Over the years of teaching and research, I have gradually standardized the notation that I use for describing the math of recommender systems. This is the notation that I use in my classes, Joe Konstan and I have adopted for our MOOC, and that I use in most of my research papers. (And thanks to Joe for helping revise it to its current form.)

If you haven’t already settled on a notation, perhaps you would consider adopting this one. I also welcome feedback on improving it.

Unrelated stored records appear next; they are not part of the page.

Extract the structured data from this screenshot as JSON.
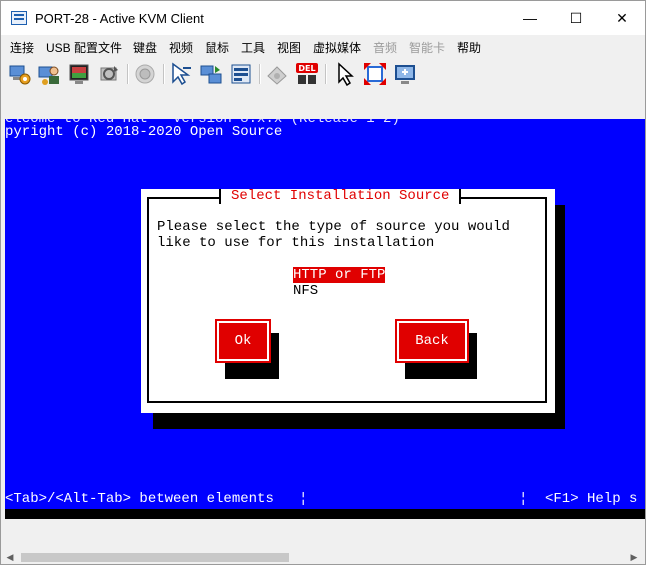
{
  "window": {
    "title": "PORT-28 - Active KVM Client",
    "minimize": "—",
    "maximize": "☐",
    "close": "✕"
  },
  "menubar": {
    "items": [
      {
        "label": "连接"
      },
      {
        "label": "USB 配置文件"
      },
      {
        "label": "键盘"
      },
      {
        "label": "视频"
      },
      {
        "label": "鼠标"
      },
      {
        "label": "工具"
      },
      {
        "label": "视图"
      },
      {
        "label": "虚拟媒体"
      },
      {
        "label": "音频",
        "disabled": true
      },
      {
        "label": "智能卡",
        "disabled": true
      },
      {
        "label": "帮助"
      }
    ]
  },
  "toolbar": {
    "icons": [
      "connection-properties-icon",
      "user-list-icon",
      "video-settings-icon",
      "refresh-video-icon",
      "capture-screenshot-icon",
      "single-cursor-icon",
      "keyboard-macros-icon",
      "virtual-media-icon",
      "smart-card-icon",
      "ctrl-alt-del-icon",
      "mouse-pointer-icon",
      "full-screen-icon",
      "scale-video-icon"
    ]
  },
  "console": {
    "clipped_line": "elcome to Red Hat - Version 8.x.x (Release 1-2)",
    "copyright": "pyright (c) 2018-2020 Open Source",
    "dialog": {
      "title": "Select Installation Source",
      "prompt_line1": "Please select the type of source you would",
      "prompt_line2": "like to use for this installation",
      "options": [
        {
          "label": "HTTP or FTP",
          "selected": true
        },
        {
          "label": "NFS",
          "selected": false
        }
      ],
      "ok_label": "Ok",
      "back_label": "Back"
    },
    "status_left": "<Tab>/<Alt-Tab> between elements   ¦",
    "status_divider": "¦",
    "status_right": "<F1> Help s"
  },
  "colors": {
    "console_bg": "#0000ff",
    "dialog_accent": "#e00000"
  }
}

I have tried to strike a balance between clarity and clutter. I slightly overload the meaning of some symbols; in particular, I am loose with distinctions between sets and matrices, because it is generally clear from context which is being invoked; I do not overload external referents, however. I also have tried to keep this notation so that it can be hand-written, making it more useful in teaching but meaning that I cannot rely as much on typography to distinguish different objects (e.g. separating $$U$$ and $$\mathcal{U}$$ would be questionable).

## Input Data

Our input data, for collaborative filtering, consists of:

$$U$$
The set of users in the system or data set.
$$I$$
The set of items in the system or data set.
$$R$$
The set of ratings in the data set. $$R$$ can be used as either a set of rating observations or as a (partially observed) $$|U| \times |I|$$ matrix; context makes it clear which meaning is intended.

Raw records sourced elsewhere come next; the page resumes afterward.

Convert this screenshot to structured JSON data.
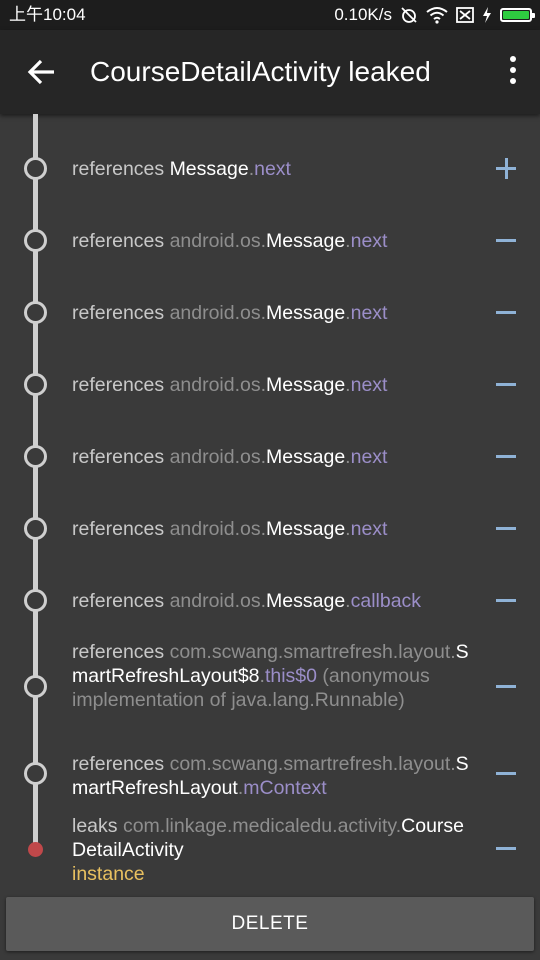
{
  "status_bar": {
    "time": "上午10:04",
    "network_speed": "0.10K/s",
    "battery_level": 1.0,
    "icons": [
      "alarm-off-icon",
      "wifi-icon",
      "sim-off-icon",
      "charging-icon",
      "battery-icon"
    ]
  },
  "toolbar": {
    "title": "CourseDetailActivity leaked",
    "back_icon": "arrow-left-icon",
    "menu_icon": "overflow-menu-icon"
  },
  "trace": {
    "rows": [
      {
        "label": "references",
        "pkg": "",
        "cls": "Message",
        "sep": ".",
        "field": "next",
        "toggle": "plus"
      },
      {
        "label": "references",
        "pkg": "android.os.",
        "cls": "Message",
        "sep": ".",
        "field": "next",
        "toggle": "minus"
      },
      {
        "label": "references",
        "pkg": "android.os.",
        "cls": "Message",
        "sep": ".",
        "field": "next",
        "toggle": "minus"
      },
      {
        "label": "references",
        "pkg": "android.os.",
        "cls": "Message",
        "sep": ".",
        "field": "next",
        "toggle": "minus"
      },
      {
        "label": "references",
        "pkg": "android.os.",
        "cls": "Message",
        "sep": ".",
        "field": "next",
        "toggle": "minus"
      },
      {
        "label": "references",
        "pkg": "android.os.",
        "cls": "Message",
        "sep": ".",
        "field": "next",
        "toggle": "minus"
      },
      {
        "label": "references",
        "pkg": "android.os.",
        "cls": "Message",
        "sep": ".",
        "field": "callback",
        "toggle": "minus"
      },
      {
        "label": "references",
        "pkg": "com.scwang.smartrefresh.layout.",
        "cls": "SmartRefreshLayout$8",
        "sep": ".",
        "field": "this$0",
        "extra": " (anonymous implementation of java.lang.Runnable)",
        "toggle": "minus"
      },
      {
        "label": "references",
        "pkg": "com.scwang.smartrefresh.layout.",
        "cls": "SmartRefreshLayout",
        "sep": ".",
        "field": "mContext",
        "toggle": "minus"
      }
    ],
    "leak": {
      "label": "leaks",
      "pkg": "com.linkage.medicaledu.activity.",
      "cls": "CourseDetailActivity",
      "instance": "instance",
      "toggle": "minus"
    }
  },
  "actions": {
    "delete_label": "DELETE"
  },
  "colors": {
    "background": "#3a3a3a",
    "toolbar": "#262626",
    "field": "#9b8ec8",
    "instance": "#e8c060",
    "toggle": "#8fb2d6",
    "leak_dot": "#c0484a"
  }
}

Within each of these sets, we can refer to individual entries:

$$u, v \in U$$
I use $$u$$ and $$v$$ as variables referencing individual users. If I need more than two, then I use numeric subscripts $$u_1$$, $$u_2$$, etc.
$$i, j \in I$$
I use $$i$$ and $$j$$ as variables referencing individual items. Again, for more than two, I use numeric subscripts. This does mean that $$i$$ is not available as a counter variable, but I do not find that to be too much of a difficulty in practice.
$$r_{ui} \in R$$
An individual rating value, the rating user $$u$$ gave for item $$i$$. In an implicit feedback setting, this takes on whatever value you are using as the ‘rating’: 1/0, a play count, etc.

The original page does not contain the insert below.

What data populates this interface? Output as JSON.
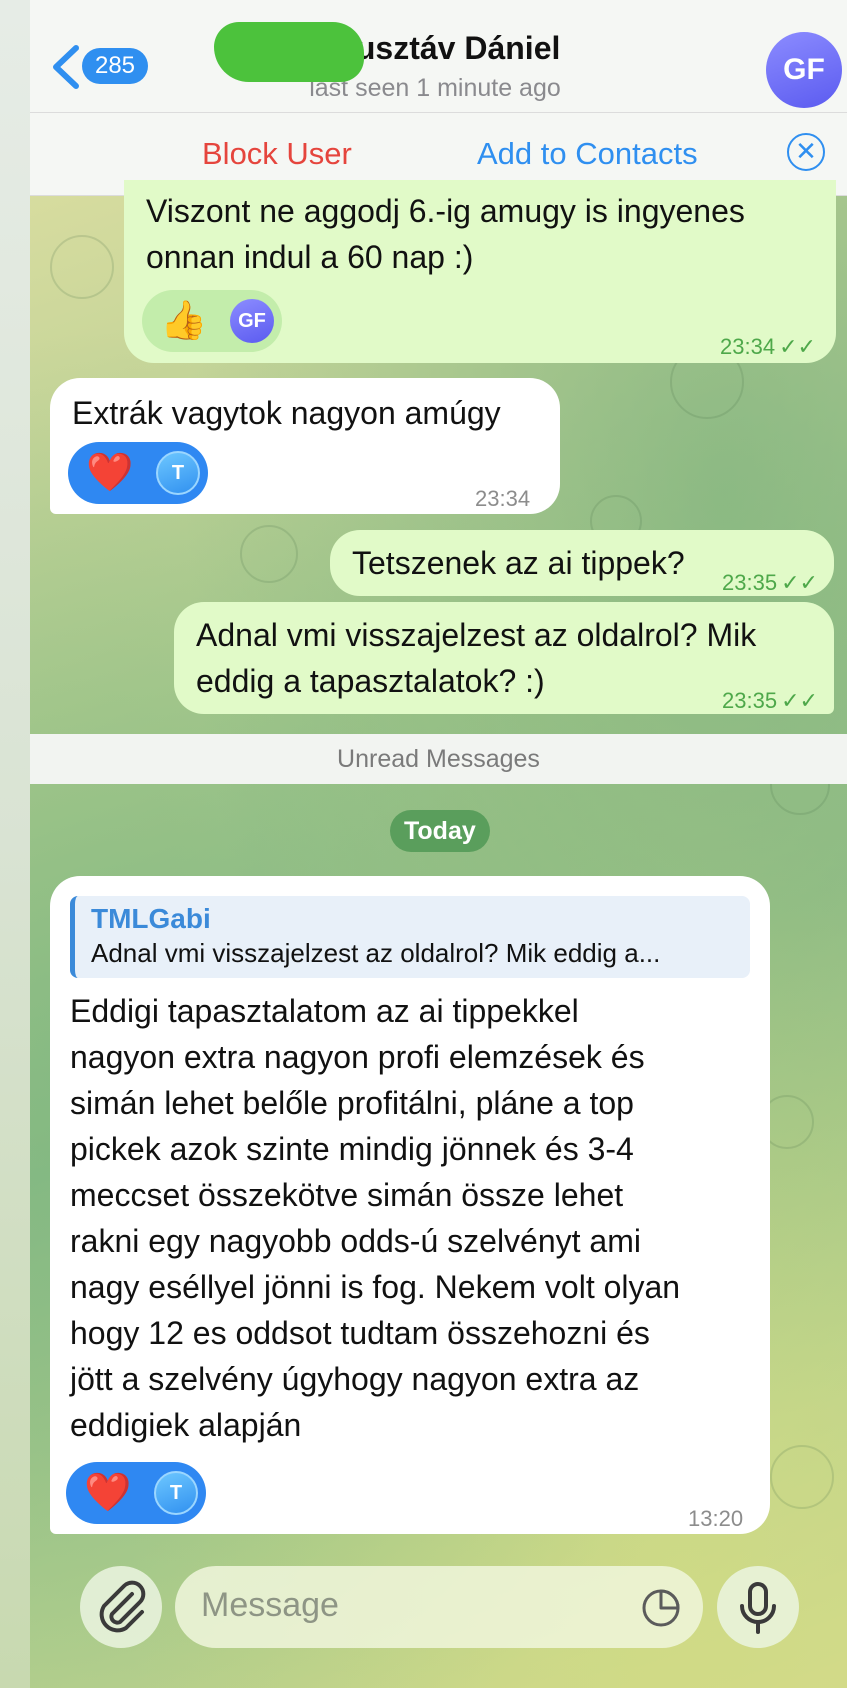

One advantage of always using $$u,v$$ for users and $$i,j$$ for items is that meaning is clear from looking at a variable or subscripted variable. It also allows the following subset notations:

$$I_u \subset I$$
The set of items rated by user $$u$$.
$$U_i \subset U$$
The set of users who have rated or purchased item $$i$$.
$$R_u \subset R$$
The set of ratings given by user $$u$$
$$R_i \subset R$$
The set of items for item $$i$$
$$\vec{r}_u$$
User $$u$$’s rating vector, an $$|I|$$-dimensional vector with missing values for unrated items.
$$\vec{r}_i$$
Item $$i$$’s rating vector, a $$|U|$$-dimensional vector with missing values for users who have not rated the item.

## Scores and Similarities

With this notation, we can write things like the user-user rating prediction formula:

$\hat r_{ui} = s(i;u) = \frac{\sum_{v \in N(u,i)} w(u,v)(r_{vi}-\bar r_v)}{\sum_{v \in N(u,i)} |w(u,v)|} + \bar r_u$

$$N(u;i)$$ is the neighborhood for user $$u$$ for the purpose of scoring item $$i$$, and $$\bar r_u$$ is user $$u$$’s average rating. I explicitly state the ranges of my summations for two reasons, even if they are implicitly clear for experienced recsys researchers: it is a common tripping point for students, and it is a place where subtle implementation differences get buried. I find that it is not overly cumbersome with this notation.

## Matrix Factorization

For basic decomposition of the ratings matrix, I usually use $$P$$ and $$Q$$ these days:

$R \approx PQ^{\mathrm{T}}$

We then have user vectors $$\vec p_u$$ and item vectors $$\vec q_i$$. I like using the transpose notation for the factorization, so that latent features are on the columns of both $$P$$ and $$Q$$.

Advanced decompositions that involve more than two matrices will need to find additional matrices; one unfortunate tradeoff of using $$U$$ for the set of users is that it is no longer available for a matrix.